Journalistin von Welt muss dem Landvolk Toleranz beibringen
Einen jungen Obstbauern als kriminellen Menschenfeind zu inszenieren, ist an Dreistigkeit kaum zu überbieten. Paul sucht in seiner Not nicht bloß am „berüchtigten Jorker Pflücker-Parkplatz“ nach arbeitswilligen (Schwarz-)Arbeitern, sondern lässt sie auch ohne Reue in einer feuchten Scheune auf Feldbetten hausen. Die gänzlich andere Realität scheint den Autoren hier schlichtweg egal zu sein.

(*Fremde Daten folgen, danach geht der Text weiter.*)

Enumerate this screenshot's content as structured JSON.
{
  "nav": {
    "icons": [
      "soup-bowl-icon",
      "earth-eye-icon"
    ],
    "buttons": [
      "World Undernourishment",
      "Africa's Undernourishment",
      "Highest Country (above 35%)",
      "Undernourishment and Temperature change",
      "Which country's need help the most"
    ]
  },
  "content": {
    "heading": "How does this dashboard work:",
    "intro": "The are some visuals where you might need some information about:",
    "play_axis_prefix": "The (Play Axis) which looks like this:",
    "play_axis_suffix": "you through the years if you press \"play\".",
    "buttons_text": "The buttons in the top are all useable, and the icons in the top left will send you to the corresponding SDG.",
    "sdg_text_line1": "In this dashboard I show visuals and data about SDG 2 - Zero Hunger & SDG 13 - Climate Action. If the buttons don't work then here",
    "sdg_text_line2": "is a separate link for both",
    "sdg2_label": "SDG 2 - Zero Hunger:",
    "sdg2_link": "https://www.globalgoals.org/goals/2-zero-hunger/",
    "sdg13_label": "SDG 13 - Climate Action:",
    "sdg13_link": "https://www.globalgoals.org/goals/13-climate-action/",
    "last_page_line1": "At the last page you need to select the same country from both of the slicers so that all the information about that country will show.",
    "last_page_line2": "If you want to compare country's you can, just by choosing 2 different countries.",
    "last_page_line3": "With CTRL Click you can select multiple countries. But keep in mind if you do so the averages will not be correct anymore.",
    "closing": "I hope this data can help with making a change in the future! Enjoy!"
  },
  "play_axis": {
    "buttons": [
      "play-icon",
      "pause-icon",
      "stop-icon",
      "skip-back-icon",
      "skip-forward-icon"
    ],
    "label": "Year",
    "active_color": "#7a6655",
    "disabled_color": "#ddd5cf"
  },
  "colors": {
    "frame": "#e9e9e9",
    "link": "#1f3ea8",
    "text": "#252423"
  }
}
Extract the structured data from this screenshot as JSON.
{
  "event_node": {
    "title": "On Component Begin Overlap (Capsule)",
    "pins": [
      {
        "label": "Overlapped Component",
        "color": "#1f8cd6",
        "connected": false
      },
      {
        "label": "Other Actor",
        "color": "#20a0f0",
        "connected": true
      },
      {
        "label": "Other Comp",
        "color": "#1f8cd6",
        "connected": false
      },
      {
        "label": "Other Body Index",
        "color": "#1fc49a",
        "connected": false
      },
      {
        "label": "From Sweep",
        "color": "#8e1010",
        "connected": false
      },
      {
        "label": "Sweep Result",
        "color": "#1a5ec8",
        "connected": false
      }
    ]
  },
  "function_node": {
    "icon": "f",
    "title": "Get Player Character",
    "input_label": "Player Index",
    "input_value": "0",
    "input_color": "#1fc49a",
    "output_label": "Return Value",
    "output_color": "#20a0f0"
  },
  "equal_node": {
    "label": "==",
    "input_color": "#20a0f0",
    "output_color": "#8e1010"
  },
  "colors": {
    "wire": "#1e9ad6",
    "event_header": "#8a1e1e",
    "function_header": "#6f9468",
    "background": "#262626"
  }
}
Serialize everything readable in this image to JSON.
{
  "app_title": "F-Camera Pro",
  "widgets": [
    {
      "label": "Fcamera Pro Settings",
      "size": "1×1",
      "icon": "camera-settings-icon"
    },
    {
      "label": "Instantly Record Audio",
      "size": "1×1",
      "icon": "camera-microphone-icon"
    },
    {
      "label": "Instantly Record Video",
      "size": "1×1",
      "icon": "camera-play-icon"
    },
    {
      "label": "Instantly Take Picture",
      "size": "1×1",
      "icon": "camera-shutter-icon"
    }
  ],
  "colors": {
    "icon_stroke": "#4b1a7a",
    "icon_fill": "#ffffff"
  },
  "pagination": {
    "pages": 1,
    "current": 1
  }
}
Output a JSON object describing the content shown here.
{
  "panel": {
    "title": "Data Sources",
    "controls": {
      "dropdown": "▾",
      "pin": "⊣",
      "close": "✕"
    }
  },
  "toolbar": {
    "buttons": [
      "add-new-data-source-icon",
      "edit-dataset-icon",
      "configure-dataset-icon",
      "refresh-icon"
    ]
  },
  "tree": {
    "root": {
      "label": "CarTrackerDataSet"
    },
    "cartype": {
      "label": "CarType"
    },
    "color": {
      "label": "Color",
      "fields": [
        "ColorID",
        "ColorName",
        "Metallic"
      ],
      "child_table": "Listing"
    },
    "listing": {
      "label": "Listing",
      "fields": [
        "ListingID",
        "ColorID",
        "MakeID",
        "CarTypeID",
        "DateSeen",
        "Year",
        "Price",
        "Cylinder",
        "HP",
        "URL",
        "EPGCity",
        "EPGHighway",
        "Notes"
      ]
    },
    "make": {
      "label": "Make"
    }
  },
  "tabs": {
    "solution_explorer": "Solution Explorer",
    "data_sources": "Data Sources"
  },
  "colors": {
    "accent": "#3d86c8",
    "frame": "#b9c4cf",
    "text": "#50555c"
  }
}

Die Darstellung der Altländer Zeitung wirft ein veraltetes Bild auf den Lokaljournalismus. Foto: ZDF und Boris Laewen
Vorurteile gegenüber polnischen und rumänischen Saisonarbeitern versucht die Serie humorvoll aufzubrechen. So duellieren sich die zerstrittenen Helfer mit Stammtisch-Witzen, bevor sie sich bei Bier und Wodka aussöhnen. Als Vermittlerin springt die welt- und wortgewandte Beke Rieper immer wieder in die Bresche, um dem Altländer Landvolk die drehbuchbedingt fehlende Toleranz einzubläuen.
Dorfromantik mit zu gewolltem Krimi-Anstrich
Wie die Altländer Zeitung ihre Seiten gefüllt bekommt, bleibt ein Rätsel. Denn Beke Rieper pflückt eine ganze Woche lang halbherzig Elstar-Äpfel, spannt Korrespondenten-Kollegen in Bukarest für eine Investigativrecherche zu einem mysteriösen Rumänen ein und schwärmt eifrig für ihren Apfel-Adonis Paul. Nebenschauplätze wie gesprengte Geldautomaten in Estebrügge oder ein nie aufgeklärter Autodiebstahl verpassen der drohnenflug-geschwängerten Dorfromantik einen zu gewollten Krimi-Anstrich.

Fußballplätze statt Beton! Mit dieser Forderung sprengt der Brauereibesitzer Elmar Bröhan (Michael Rothmann, 2.v.l.) Heides (Anne Roemeth, 3.v.r.) Termin, in dem sie eigentlich die neue Kehrmaschine medienwirksam einweihen wollte. Foto: ZDF und Boris Laewen
In „Stolz und Vorurteil“ nehmen die Autoren die Jorker Kommunalpolitik ins Visier. Bekes Schwester Heide Rieper (Anne Roemeth) hat ihr Amt als Bürgermeisterin an den Braumeister und Politik-Quereinsteiger Elmar Bröhan (Michael Rothmann) verloren. Doch anstatt dem Wahltrubel widmet sich Beke Rieper lieber einer Beinahe-Havarie, an der die einzige Frau in der Altländer Lotsen-Brüderschaft Schuld sein soll.
Kein Platz für emanzipatorische Botschaften
Dass hierfür die ehemalige Seefahrtsschule in Grünendeich als Lotsen-Zentrale für den Elbschiffsverkehr auserkoren wurde, geht mit dem Prädikat „putzig“ durch. Lob verdient hingegen der Ansatz, den Blick auf die Lotsinnen im männerdominierten Schifffahrtswesen zu lenken. Doch in dem Liebesdreieck zwischen Beke, dem Obstbauern Paul und ihrem plötzlich aufgetauchten Ex-Mann David (Martin Bretschneider) bleibt kein Spalt Platz für emanzipatorische Botschaften.

Für wen soll sich Beke (Felicitas Woll) entscheiden: ihren Ex-Mann David (Martin Bretschneider, links) oder Obstbauer Paul (Steve Windolf, rechts)? Foto: ZDF und Boris Laewen
„Neuer Wind im Alten Land“ bleibt seinem Konzept treu, überholte Stereotypen und Klischees in schöne Landschaftsaufnahmen zu platzieren. Diese Art der Unterhaltung passt aber zum weichgespülten Wohlfühl-Gegenpol, mit dem das ZDF dem (Sende-)Platzhirsch „Tatort“ die Stirn bieten will.